Lincolnshire has been placed among the top 10 areas in the UK for vehicle crashes, relative to population, but a local roads expert has claimed the data is skewed and the rural nature of our transport links are to blame.
Online learner driver resource Zutobi has analysed data from the Department of Transport to compile a list of areas which witness the most road traffic accidents compared to population in 2020.
Hull leads the way nationally with a rate of 232.1 accidents per 100,000 people, and Lincolnshire is in seventh place with 1,396 reported accidents and a population of 761,224, equating to a proportion of 183.4 accidents per 100,000 people.
In addition, North East Lincolnshire is fourth, with 191.1, and North Lincolnshire is tenth, with 177.6, meaning all three of the wider county’s areas feature in the top ten of the country.

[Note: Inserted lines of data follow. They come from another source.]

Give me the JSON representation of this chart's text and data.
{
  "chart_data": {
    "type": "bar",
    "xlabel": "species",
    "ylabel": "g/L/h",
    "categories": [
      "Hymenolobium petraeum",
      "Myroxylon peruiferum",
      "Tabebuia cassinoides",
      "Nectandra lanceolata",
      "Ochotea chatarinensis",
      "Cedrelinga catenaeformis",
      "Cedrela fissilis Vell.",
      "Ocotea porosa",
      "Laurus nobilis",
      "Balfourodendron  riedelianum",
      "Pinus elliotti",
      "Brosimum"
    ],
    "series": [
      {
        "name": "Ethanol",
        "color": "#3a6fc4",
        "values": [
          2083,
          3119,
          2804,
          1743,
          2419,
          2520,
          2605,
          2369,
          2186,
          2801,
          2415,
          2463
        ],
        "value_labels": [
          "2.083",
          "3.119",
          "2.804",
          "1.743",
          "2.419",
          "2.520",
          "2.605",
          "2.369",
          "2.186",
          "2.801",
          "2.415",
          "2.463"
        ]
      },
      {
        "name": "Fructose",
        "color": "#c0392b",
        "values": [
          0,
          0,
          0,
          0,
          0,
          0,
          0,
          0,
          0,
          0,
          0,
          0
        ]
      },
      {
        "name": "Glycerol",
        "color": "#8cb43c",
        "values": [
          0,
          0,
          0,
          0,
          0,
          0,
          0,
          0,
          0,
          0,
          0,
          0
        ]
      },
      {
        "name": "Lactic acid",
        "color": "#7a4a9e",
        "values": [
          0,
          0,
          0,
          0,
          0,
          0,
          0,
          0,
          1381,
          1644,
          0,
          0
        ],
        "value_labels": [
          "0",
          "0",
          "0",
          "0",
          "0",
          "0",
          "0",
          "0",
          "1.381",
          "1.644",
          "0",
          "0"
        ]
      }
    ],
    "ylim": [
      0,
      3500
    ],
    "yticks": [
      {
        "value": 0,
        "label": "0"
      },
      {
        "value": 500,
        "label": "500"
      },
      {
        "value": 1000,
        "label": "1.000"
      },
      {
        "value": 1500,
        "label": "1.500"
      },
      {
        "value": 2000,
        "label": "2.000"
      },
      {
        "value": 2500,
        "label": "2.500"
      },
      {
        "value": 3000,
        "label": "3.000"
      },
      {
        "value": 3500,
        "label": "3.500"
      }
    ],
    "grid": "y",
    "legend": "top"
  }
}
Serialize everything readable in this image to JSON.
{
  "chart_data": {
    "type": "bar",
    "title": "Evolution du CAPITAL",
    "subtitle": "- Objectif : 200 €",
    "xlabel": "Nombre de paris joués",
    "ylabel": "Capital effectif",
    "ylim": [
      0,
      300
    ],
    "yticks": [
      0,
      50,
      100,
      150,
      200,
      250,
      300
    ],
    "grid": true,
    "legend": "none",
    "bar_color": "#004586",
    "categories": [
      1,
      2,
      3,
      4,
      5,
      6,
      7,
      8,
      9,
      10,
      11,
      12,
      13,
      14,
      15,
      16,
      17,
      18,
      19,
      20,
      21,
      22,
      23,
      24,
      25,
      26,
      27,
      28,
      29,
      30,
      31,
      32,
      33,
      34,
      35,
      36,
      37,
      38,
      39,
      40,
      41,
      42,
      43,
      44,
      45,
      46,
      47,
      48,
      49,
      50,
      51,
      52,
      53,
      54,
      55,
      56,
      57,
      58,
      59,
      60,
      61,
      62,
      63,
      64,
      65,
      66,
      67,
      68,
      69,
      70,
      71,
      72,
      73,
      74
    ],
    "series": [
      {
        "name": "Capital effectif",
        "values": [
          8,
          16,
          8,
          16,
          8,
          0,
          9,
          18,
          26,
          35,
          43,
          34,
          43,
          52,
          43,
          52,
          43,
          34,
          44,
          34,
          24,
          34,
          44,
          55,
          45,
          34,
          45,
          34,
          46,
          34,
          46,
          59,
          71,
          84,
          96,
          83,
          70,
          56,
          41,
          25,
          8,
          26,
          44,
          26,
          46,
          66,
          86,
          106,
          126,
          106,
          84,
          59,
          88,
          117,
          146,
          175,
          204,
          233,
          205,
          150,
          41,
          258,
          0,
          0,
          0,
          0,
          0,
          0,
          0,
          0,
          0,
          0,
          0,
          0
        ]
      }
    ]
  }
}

Nationally, in 2020 there were 37,574 fewer people injured in crashes than there were in 2019, with coronavirus lockdowns resulting in fewer people on the roads.
The data by Zutobi is presented as a list of “The UK’s Most Dangerous Drivers”, but a roads expert for Lincolnshire has said the county’s high ranking on this list does not mean we have dangerous drivers.
John Siddle from the Lincolnshire Road Safety Partnership said that the data does not give an accurate reflection of drivers in Lincolnshire, as it doesn’t consider the fact our county has “very few dual carriageways and no motorways”.
He told The Lincolnite: “Just so we have our terminology correct, having a collision (accident) does not make someone a dangerous driver, there are different levels ranging from driving without due care and attention, careless and of course, dangerous driving.
“The demography of our county is quite unique to other counties, almost all our road network is of a rural nature, very few dual carriageways and no motorways, the safest type of road to drive on.
“Being of a rural nature there are more open roads than built up areas so the national speed limit may well apply which, as you know, exacerbates any collision.
“They have based their figures on population which does not give an accurate figure as not all people drive or even hold a licence for a vehicle, had they based it on miles driven perhaps Lincolnshire would be somewhere different on their rating.”
The Lincolnite also contacted Humberside Safer Roads for a statement regarding North and North East Lincolnshire’s figures.